I'll be completely honest with you: I'm not the sort of economist that knows exactly what has to be done to improve things in this country. Economics is a huge discipline, and no one economist knows all of it. Most of my work is very abstract, and is in a field of economics that is very far removed from the kinds of public and macro-economics that relate to the life-problems of the typical Brexit voter. However, like any other economist I've got the basic training and thought patterns to recognise roughly what needs to be done to make life better for "ordinary people" in this country. Yes, obviously I recognise that I'm not "ordinary" myself, but that doesn't mean that I want them to suffer. I'm angry because they've made a tragically bad decision despite being repeatedly warned by better-educated and better-informed people not to. Along the way they have fucked up not just their own lives, but mine, and millions upon millions of others. Although my own job isn't in the immediate firing line I had a phone call today from one of my former students who's now at JP Morgan in London: his job is certainly now on the line, and it won't be the only one. I certainly drive all my students very hard, but I have been lucky that they generally work very hard and have gone on to good jobs. Hard work, intensive study and a love of the subject have given my students, many of whom come from very humble backgrounds indeed, a ladder to comfortable, stable, healthy and happy lives for them and their families. Brexit will kick this ladder away for many of them before they've finished climbing it, and will permanently remove the ladder for many of my future students. I'm incandescently angry with Brexit voters, because they haven't just screwed their own lives, they've screwed the lives of everyone else too.

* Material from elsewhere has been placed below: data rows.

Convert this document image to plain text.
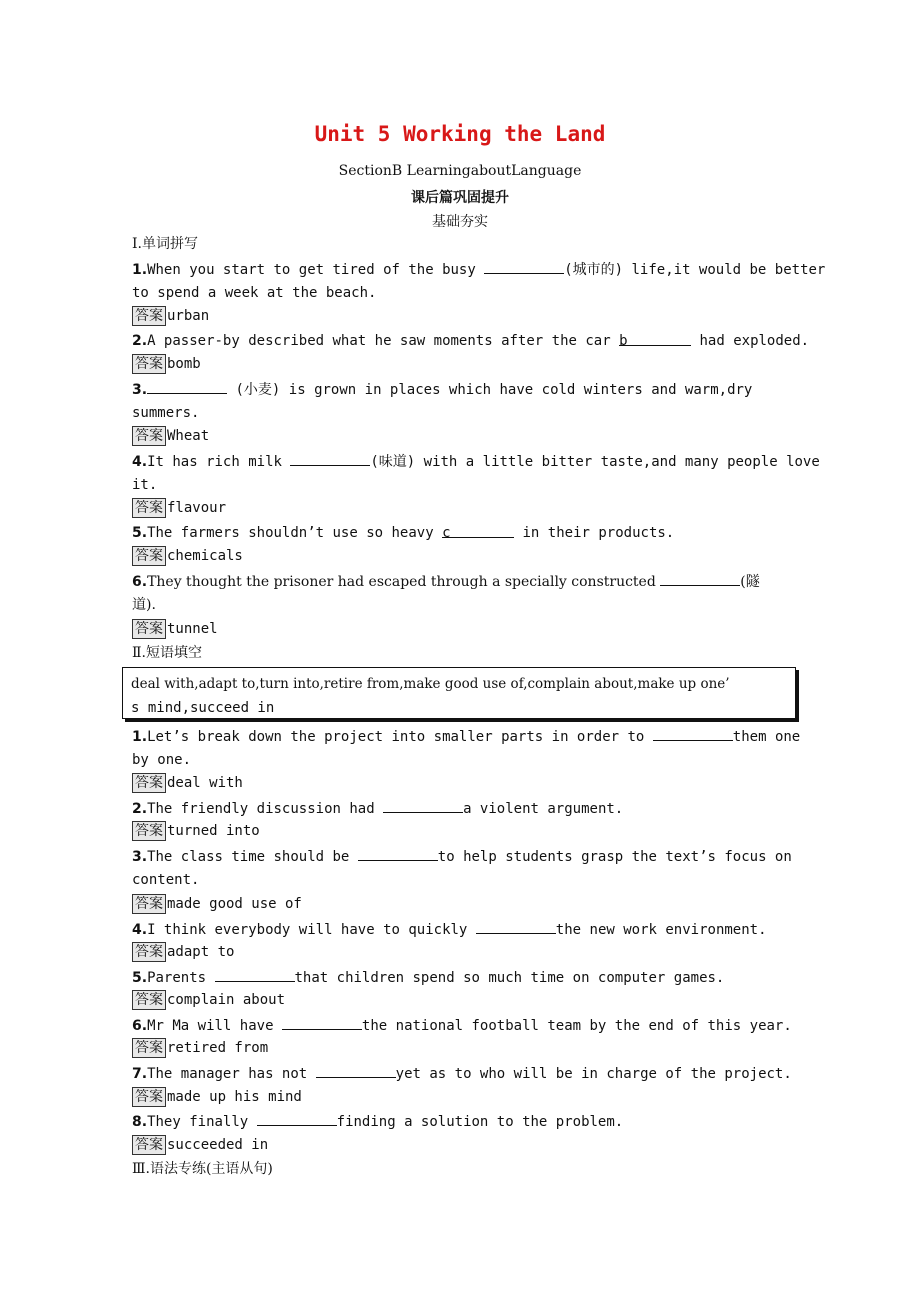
Unit 5 Working the Land
SectionB LearningaboutLanguage
课后篇巩固提升
基础夯实
Ⅰ.单词拼写
1.When you start to get tired of the busy	(城市的) life,it would be better
to spend a week at the beach.
答案 urban
2.A passer-by described what he saw moments after the car b	had exploded.
答案 bomb
3.	(小麦) is grown in places which have cold winters and warm,dry
summers.
答案 Wheat
4.It has rich milk	(味道) with a little bitter taste,and many people love
it.
答案 flavour
5.The farmers shouldn’t use so heavy c	in their products.
答案 chemicals
6.They thought the prisoner had escaped through a specially constructed	(隧
道).
答案 tunnel
Ⅱ.短语填空
deal with,adapt to,turn into,retire from,make good use of,complain about,make up one’
s mind,succeed in
1.Let’s break down the project into smaller parts in order to	them one
by one.
答案 deal with
2.The friendly discussion had	a violent argument.
答案 turned into
3.The class time should be	to help students grasp the text’s focus on
content.
答案 made good use of
4.I think everybody will have to quickly	the new work environment.
答案 adapt to
5.Parents	that children spend so much time on computer games.
答案 complain about
6.Mr Ma will have	the national football team by the end of this year.
答案 retired from
7.The manager has not	yet as to who will be in charge of the project.
答案 made up his mind
8.They finally	finding a solution to the problem.
答案 succeeded in
Ⅲ.语法专练(主语从句)
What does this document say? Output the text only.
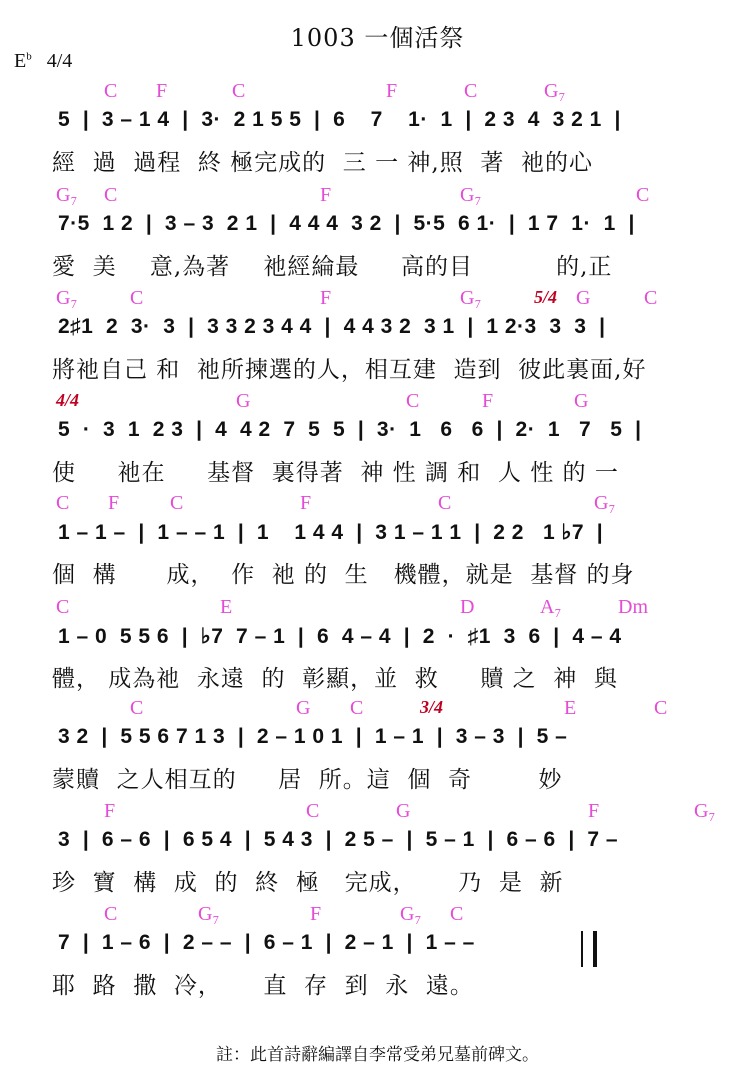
1003 一個活祭
$E^b$ 4/4
C F	C	F	C	G₇
5  |  3 – 1 4  |  3·  2 1 5 5  |  6    7    1·  1  |  2 3  4  3 2 1  |
經  過  過程  終 極完成的  三 一 神,照  著  祂的心
G₇ C	F	G₇	C
7·5  1 2  |  3 – 3  2 1  |  4 4 4  3 2  |  5·5  6 1·  |  1 7  1·  1  |
愛  美    意,為著    祂經綸最     高的目          的,正
G₇	C	F	G₇	5/4 G	C
2♯1  2  3·  3  |  3 3 2 3 4 4  |  4 4 3 2  3 1  |  1 2·3  3  3  |
將祂自己 和  祂所揀選的人，相互建  造到  彼此裏面,好
4/4	G	C	F	G
5  ·  3  1  2 3  |  4  4 2  7  5  5  |  3·  1   6   6  |  2·  1   7   5  |
使     祂在     基督  裏得著  神 性 調 和  人 性 的 一
C F	C	F	C	G₇
1 – 1 –  |  1 – – 1  |  1    1 4 4  |  3 1 – 1 1  |  2 2   1 ♭7  |
個  構      成，  作  祂 的  生   機體，就是  基督 的身
C	E	D	A₇	Dm
1 – 0  5 5 6  |  ♭7  7 – 1  |  6  4 – 4  |  2  ·  ♯1  3  6  |  4 – 4
體， 成為祂  永遠  的  彰顯，並  救     贖 之  神  與
C	G C	3/4	E	C
3 2  |  5 5 6 7 1 3  |  2 – 1 0 1  |  1 – 1  |  3 – 3  |  5 –
蒙贖  之人相互的     居  所。這  個  奇        妙
F	C	G	F	G₇
3  |  6 – 6  |  6 5 4  |  5 4 3  |  2 5 –  |  5 – 1  |  6 – 6  |  7 –
珍  寶  構  成  的  終  極   完成，     乃  是  新
C	G₇	F	G₇ C
7  |  1 – 6  |  2 – –  |  6 – 1  |  2 – 1  |  1 – –
耶  路  撒  冷，     直  存  到  永  遠。
註：此首詩辭編譯自李常受弟兄墓前碑文。
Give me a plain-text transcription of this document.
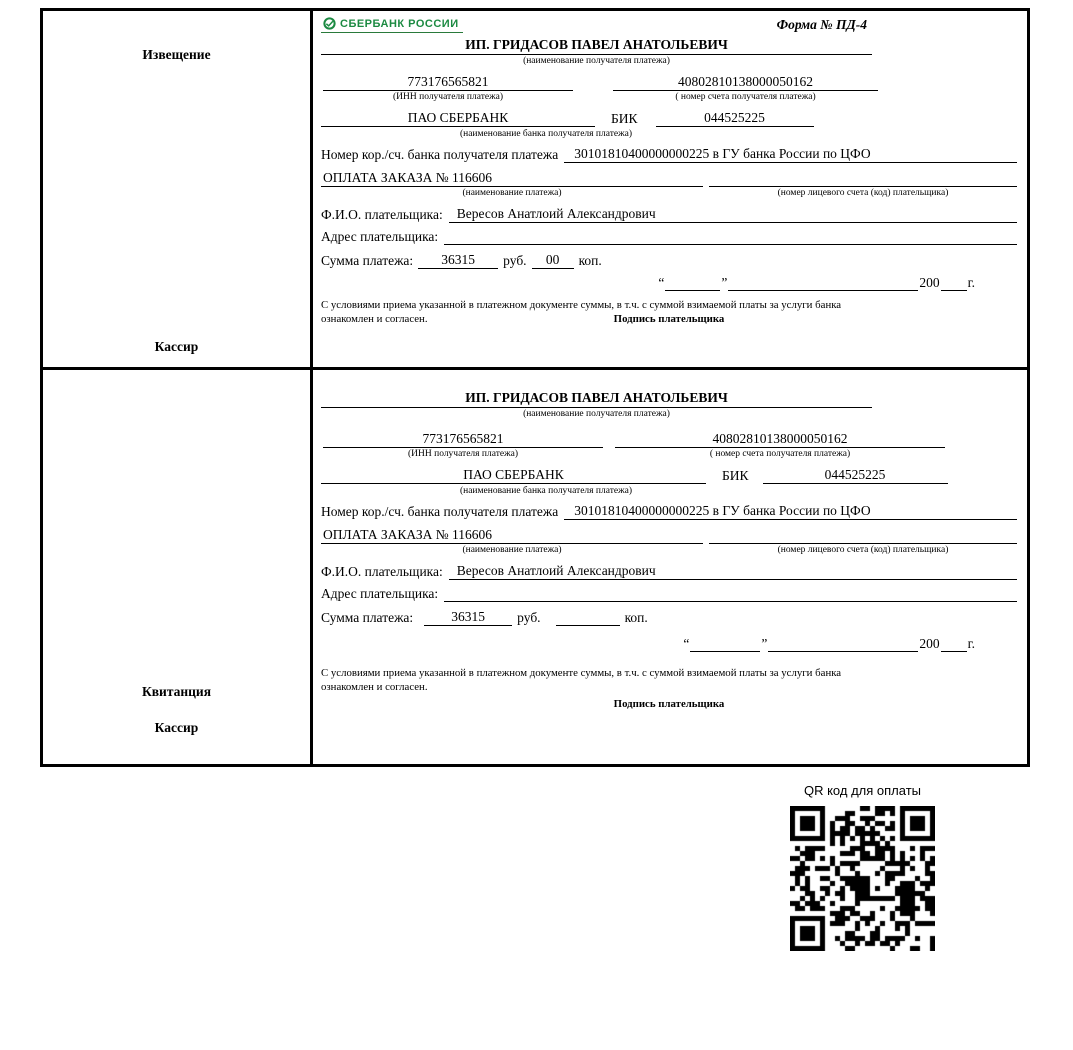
Извещение
Кассир
СБЕРБАНК РОССИИ	Форма № ПД-4
ИП. ГРИДАСОВ ПАВЕЛ АНАТОЛЬЕВИЧ
(наименование получателя платежа)
773176565821
(ИНН получателя платежа)
40802810138000050162
( номер счета получателя платежа)
ПАО СБЕРБАНК	БИК	044525225
(наименование банка получателя платежа)
Номер кор./сч. банка получателя платежа	30101810400000000225 в ГУ банка России по ЦФО
ОПЛАТА ЗАКАЗА № 116606
(наименование платежа)	(номер лицевого счета (код) плательщика)
Ф.И.О. плательщика:	Вересов Анатлоий Александрович
Адрес плательщика:
Сумма платежа:	36315	руб.	00	коп.
“	”	200 г.
С условиями приема указанной в платежном документе суммы, в т.ч. с суммой взимаемой платы за услуги банка
ознакомлен и согласен.	Подпись плательщика
Квитанция
Кассир
ИП. ГРИДАСОВ ПАВЕЛ АНАТОЛЬЕВИЧ
(наименование получателя платежа)
773176565821
(ИНН получателя платежа)
40802810138000050162
( номер счета получателя платежа)
ПАО СБЕРБАНК	БИК	044525225
(наименование банка получателя платежа)
Номер кор./сч. банка получателя платежа	30101810400000000225 в ГУ банка России по ЦФО
ОПЛАТА ЗАКАЗА № 116606
(наименование платежа)	(номер лицевого счета (код) плательщика)
Ф.И.О. плательщика:	Вересов Анатлоий Александрович
Адрес плательщика:
Сумма платежа:	36315	руб.	коп.
“	”	200 г.
С условиями приема указанной в платежном документе суммы, в т.ч. с суммой взимаемой платы за услуги банка
ознакомлен и согласен.
Подпись плательщика
QR код для оплаты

You think I'm "vile", but the really vile people in this calamity are the liars who told the stupid people in this country that they could have what any reasonable person could see was impossible, if only they would vote "Leave". I suppose the problem I had, and many other people had, before the referendum is that we did not realise just how stupid the stupid people in this country could be. It's horrific and heart-breaking.